Welcome to Eye on AI, with AI reporter Sharon Goldman in for Jeremy Kahn, who is traveling. In this edition…a new open-source AI platform helps nonprofits and public agencies track a changing planet…Getty Images narrowly wins, but mostly loses in landmark UK lawsuit against Stability AI’s image generator…Anthropic is projecting $70 billion in revenue…China offers tech giants cheap power to boost domestic AI chips...Amazon employees push back on company’s AI expansion.

I’m excited to share an “AI for good” story in today’s Eye on AI: Imagine if conservation groups, scientists, and local governments could easily use AI to take on challenges like deforestation, crop failure, or wildfire risk, with no AI expertise at all.

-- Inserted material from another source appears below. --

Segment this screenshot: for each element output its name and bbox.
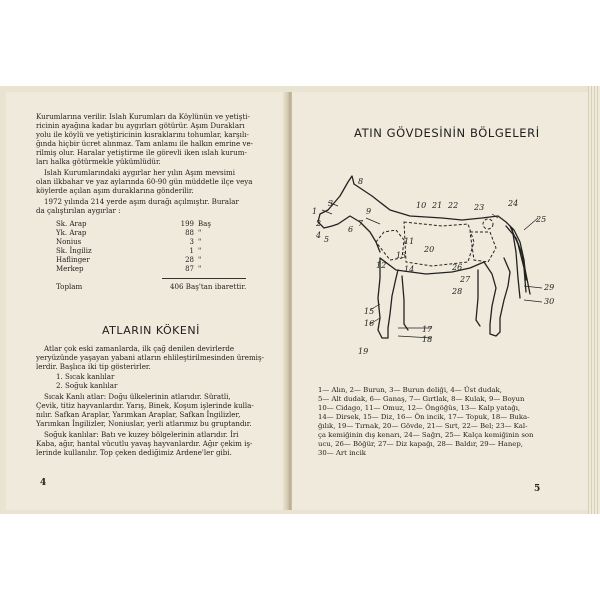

Until now, that’s been out of reach—requiring enormous, inaccessible datasets, major budgets, and specialized AI know-how that most nonprofits and public agencies lack. Platforms like Google Earth AI, released earlier this year, and other proprietary systems have shown what’s possible when you combine satellite data with AI, but those are closed systems that require access to cloud infrastructure and developer know-how.

That’s now changing with OlmoEarth, a new open-source, no-code platform that runs powerful AI models trained on millions of Earth observations—from satellites, radar, and environmental sensors, including open data from NASA, NOAA, and the European Space Agency—to analyze and predict planetary changes in real time. It was developed by Ai2, the Allen Institute for AI, a Seattle-based nonprofit research lab founded in 2014 by the late Microsoft co-founder Paul Allen.